AI Algorithm Could Streamline Diagnoses for Children with Rare Diseases
Diagnosing rare diseases can be a lengthy and complex process, often leading to frustrating delays for families seeking answers about their child’s health.
A new artificial intelligence (AI) tool called Phen2Test shows promise in streamlining this process for pediatricians by helping them select the most appropriate genetic tests for children suspected of having rare genetic disorders.
Developed by researchers at Columbia University Vagelos College of Physicians & Surgeons, the algorithm mimics the decision-making process of experienced geneticists. By analyzing a patient’s medical record, the AI can recommend whether a comprehensive genetic test, such as whole exome sequencing (WES), should be ordered directly or if a more focused gene panel is more appropriate.
This cutting-edge technology could be a game-changer for diagnosing rare pediatric disorders, especially for pediatricians who may not have specialized training in genetics.
“Patients with rare diseases often experience prolonged diagnostic delays. Ordering appropriate genetic tests is crucial, yet challenging, especially for general pediatricians without genetic expertise,” the researchers noted. “This AI could help bridge that gap and expedite timely diagnosis and appropriate treatment.”
Traditional approaches often involve a step-wise process, starting with narrower gene panels specific to a suspected disease. If those tests are inconclusive,
doctors then move on to broader genetic analyses like WES or whole genome sequencing (WGS).
The Phen2Test, however, was trained on over 1,000
electronically stored health records of children with known rare diseases seen by geneticists at Columbia University Irving Medical Center. It learned to recognize patterns in a patient’s medical history, symptoms, and demographics, allowing it to predict which tests a specialist would likely order.
The AI’s performance was remarkably similar to that of experienced genetic specialists and significantly outperformed the accuracy of standard practice by general pediatricians who don’t regularly order genetic tests.
Beyond its accuracy, the AI fostered a model for cost-effectiveness
by estimating the Phen2Test could save around $536 per patient compared to using the traditional tiered approach. It could also be more cost-effective than jumping straight to
broad genetic analysis, potentially saving approximately $236 per patient.
While these findings look promising, the researchers emphasized that further validation
is needed before it can be implemented in clinical settings.
They also acknowledged that the model’s accuracy might vary in different healthcare settings, potentially needing adjustments for diverse resource allocation and clinical practices.
Nevertheless, this groundbreaking AI could hold key
to simplifying the path to diagnose and treat children with rare diseases, bringing much-needed clarity and hope to families confronting these often complex medical conditions.
How can Phen2Test streamline the diagnosis process for rare diseases in children?
## AI Algorithm Could Streamline Diagnoses for Children with Rare Diseases
**Interviewer:** Joining us today is Dr. [Guest Name], a [Guest Title] with expertise in [Guest Area of Expertise]. Dr. [Guest Name], thank you for being here.

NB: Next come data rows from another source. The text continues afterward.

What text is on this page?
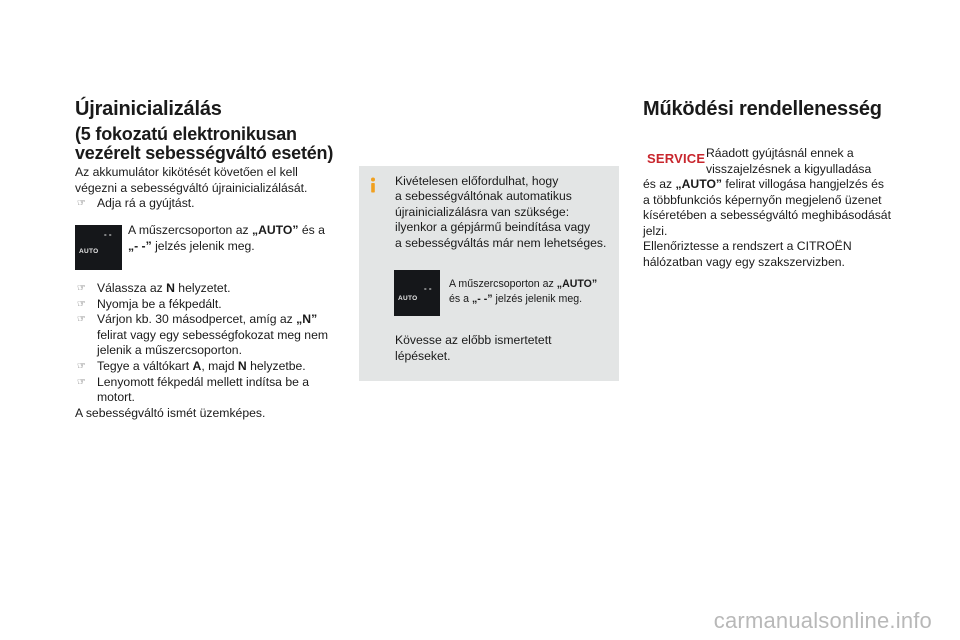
Újrainicializálás
(5 fokozatú elektronikusan
vezérelt sebességváltó esetén)
Az akkumulátor kikötését követően el kell
végezni a sebességváltó újrainicializálását.
☞ Adja rá a gyújtást.
- -
AUTO
A műszercsoporton az „AUTO” és a
„- -” jelzés jelenik meg.
☞ Válassza az N helyzetet.
☞ Nyomja be a fékpedált.
☞ Várjon kb. 30 másodpercet, amíg az „N”
felirat vagy egy sebességfokozat meg nem
jelenik a műszercsoporton.
☞ Tegye a váltókart A, majd N helyzetbe.
☞ Lenyomott fékpedál mellett indítsa be a
motort.
A sebességváltó ismét üzemképes.
Kivételesen előfordulhat, hogy
a sebességváltónak automatikus
újrainicializálásra van szüksége:
ilyenkor a gépjármű beindítása vagy
a sebességváltás már nem lehetséges.
- -
AUTO
A műszercsoporton az „AUTO”
és a „- -” jelzés jelenik meg.
Kövesse az előbb ismertetett
lépéseket.
Működési rendellenesség
SERVICE Ráadott gyújtásnál ennek a
visszajelzésnek a kigyulladása
és az „AUTO” felirat villogása hangjelzés és
a többfunkciós képernyőn megjelenő üzenet
kíséretében a sebességváltó meghibásodását
jelzi.
Ellenőriztesse a rendszert a CITROËN
hálózatban vagy egy szakszervizben.
carmanualsonline.info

**Dr. [Guest Name]:** Thank you for having me.
**Interviewer:** Let’s talk about this new AI tool making waves in the medical community, Phen2Test. How could this technology revolutionize the way we diagnose rare diseases in children?
**Dr. [Guest Name]:** This is incredibly promising. As you mentioned, diagnosing rare diseases can be a long and arduous process for families. Phen2Test uses AI to analyze a child’s medical record and essentially mimic the decision-making process of a seasoned geneticist. This helps pediatricians, who might not have specialized training in genetics, select the most appropriate genetic test right away. Instead of ordering a broad test that might not be necessary, the AI can recommend a focused gene panel or even whole exome sequencing if needed.
**Interviewer:** That sounds like it could save valuable time and resources.
**Dr. [Guest Name]:** Absolutely. Time is crucial for children with rare diseases. Early diagnosis leads to earlier treatment interventions and better outcomes. This AI has the potential to significantly reduce diagnostic delays [[1](https://www.uclahealth.org/news/article/ai-powered-tool-rare-diseases)].
**Interviewer:** So, you see this being adopted widely by pediatricians?
**Dr. [Guest Name]:** I certainly hope so. It’s a user-friendly tool designed to work seamlessly with existing electronic health record systems. By simplifying the testing process and leveraging the power of AI, Phen2Test can empower pediatricians to provide faster and more accurate diagnoses for their young patients.
**Interviewer:** This is truly groundbreaking. Thank you so much for sharing your insights, Dr. [Guest Name].
**Dr. [Guest Name]: **You’re welcome. It’s my pleasure.